I’ve copied my recent and conference proposal for the meeting of the Kentucky Political Science Association in early March, 2022. My long-term goal is to develop a chapter on intersectionality for a book project on “Multicultural Democracy in America.” Over the next six weeks, I want to lay out the intersectional concept of identity as primarily defining complex kinds of “social position” and the black feminism of authors like the late bell hooks as obliging readers to recognize to recognize and account for the full humanity of black women. As I indicate, the imperative to recognition can be juxtaposed in interesting ways to the prototypical 17th century liberalism of English philosopher John Locke. However, intersectional concepts like privilege also contain imperatives for self-recognition that are already part of multicultural culture in the United State but go well beyond what is contemplated by Locke.

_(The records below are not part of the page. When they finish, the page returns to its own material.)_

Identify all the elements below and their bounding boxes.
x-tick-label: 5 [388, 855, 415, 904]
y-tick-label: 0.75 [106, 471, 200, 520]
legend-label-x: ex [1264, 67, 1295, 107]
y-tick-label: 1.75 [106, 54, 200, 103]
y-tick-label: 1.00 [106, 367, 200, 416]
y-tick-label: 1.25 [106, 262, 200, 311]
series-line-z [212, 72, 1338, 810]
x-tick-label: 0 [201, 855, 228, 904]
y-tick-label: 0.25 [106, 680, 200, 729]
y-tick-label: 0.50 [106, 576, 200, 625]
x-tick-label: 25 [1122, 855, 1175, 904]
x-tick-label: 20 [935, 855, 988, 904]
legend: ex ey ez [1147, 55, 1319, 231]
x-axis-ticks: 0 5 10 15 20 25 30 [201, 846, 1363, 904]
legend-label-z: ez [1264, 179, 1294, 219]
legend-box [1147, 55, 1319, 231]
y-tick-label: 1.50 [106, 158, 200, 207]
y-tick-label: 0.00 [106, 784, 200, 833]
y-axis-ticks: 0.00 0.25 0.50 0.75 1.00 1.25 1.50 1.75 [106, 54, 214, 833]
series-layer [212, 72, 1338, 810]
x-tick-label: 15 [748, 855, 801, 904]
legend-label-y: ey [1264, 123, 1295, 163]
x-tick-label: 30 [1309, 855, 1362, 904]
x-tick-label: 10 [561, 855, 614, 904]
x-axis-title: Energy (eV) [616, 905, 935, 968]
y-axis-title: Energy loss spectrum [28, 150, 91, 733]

Originally developed within black feminism, the concept of intersectionality addressed the issue of black women being discriminated against for both being black and being women. Intersectional ideas begin appearing in black feminism as early as the 19th century, but a black feminist literature featuring concepts of intersectionality coalesced in the 1980’s and 1990’s with the writing of Angela Davis, the late bell hooks, Kimberle Crenshaw (who coined the term), and Patricia Hill Collins. The concept of intersectionality currently occupies a curious position in the U.S. cultural and ideological firmament. Intersectionality has become an important enough element of popular culture, corporate ideology, and Democratic Party policy agendas that intersectional ideas have in some ways become hegemonic. However, intersectionality has rarely been a topic of national public discourse and has gone largely unexamined in relation to political theory traditions outside Black American Thought. This paper examines intersectionality in relation to the political philosophy of John Locke in the Second Treatise of Government. In Locke, the creation of men as free and equal in the state of nature creates an imperative to recognize others as similarly free and equal and an obligation to refrain from harming or tyrannizing over them. Black writers have engaged with Lockeian-style ideas on natural rights since at least the 18th century narrative of Olaudah Equiano and Ta-Nehisi Coates quotes Locke on the punishment of those who enslave others at the beginning of “The Case for Reparations.” My paper will examine the ways in which the original black feminist literature entailed an imperative to recognize the full humanity of traditionally disadvantaged populations, how the imperative for recognition was universalized as the intersectionality literature expanded to address sexual orientation, disability, immigrants, and transnational perspectives, and finally the ways in which intersectional concepts of privilege have come to obligate various forms of self-recognition.